Photo: Cargo ships entering one of the busiest ports in the world, Singapore. Credit @ donvictorio

Companies are increasingly looking to traceability solutions to address the risk of labor abuse in their supply chains and to comply with both rising consumer expectations and increasing regulatory requirements. Having traceable supply chains does not automatically deliver better or more fair working conditions, but having supply chain visibility is critical for many aspects of robust labor and human rights due diligence, and traceability systems can provide important infrastructure to facilitate due diligence implementation.

The U.S. Department of Labor-funded Supply Chain Tracing and Engagement Methodologies (STREAMS) Project is working to support companies, governments, and civil society to leverage traceability efforts to improve conditions for workers and their communities.

In 2022, the STREAMS Project has focused on developing a major new, public resource – the Supply Chain Traceability Matrix – which is slated for launch in early 2023. The STREAMS Matrix is an accessible, interactive platform that helps users learn how to optimize traceability approaches to combat labor abuses in global supply chains. Verité has created the Matrix to help companies design supply chain traceability systems that give them the insights and structures they need to implement comprehensive due diligence frameworks, such as those set out in the OECD Due Diligence Guidelines for Multinational Enterprises, the U.S. Department of Labor’s Comply Chain, and the U.S. Department of State’s Responsible Sourcing Tool.
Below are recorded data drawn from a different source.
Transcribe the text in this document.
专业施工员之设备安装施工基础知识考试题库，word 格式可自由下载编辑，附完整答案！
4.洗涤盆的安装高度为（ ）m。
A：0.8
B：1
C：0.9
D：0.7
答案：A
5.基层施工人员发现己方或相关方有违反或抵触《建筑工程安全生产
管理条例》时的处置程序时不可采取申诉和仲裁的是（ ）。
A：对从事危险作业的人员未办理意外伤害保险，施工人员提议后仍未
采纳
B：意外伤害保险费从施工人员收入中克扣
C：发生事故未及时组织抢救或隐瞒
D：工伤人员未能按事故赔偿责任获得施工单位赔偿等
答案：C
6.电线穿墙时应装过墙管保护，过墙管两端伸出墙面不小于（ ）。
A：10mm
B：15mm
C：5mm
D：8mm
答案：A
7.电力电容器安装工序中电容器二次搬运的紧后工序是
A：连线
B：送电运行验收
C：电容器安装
The STREAMS Supply Chain Traceability Matrix comprises three major content areas:

  • A primer: providing a new approach to understanding the intersection between supply chain traceability and due diligence.
  • The Tracing Methods Typology (TMT): explains different traceability methods, how those methods can be used to help combat forced labor and child labor in supply chains, the nature of the information provided, and with which types of supply chains they are compatible.
  • The Supply Chains Typology (SCT): provides information on supply chain characteristics that impact traceability feasibility for goods listed on the U.S. Department of Labor’s List of Goods Produced by Child Labor or Forced Labor.

The STREAMS project has designed the Matrix to meet the needs of multinational companies, government representatives, regulators, and advocates. In the lead-up to the launch, Verité is working with expert advisors to validate the content and design.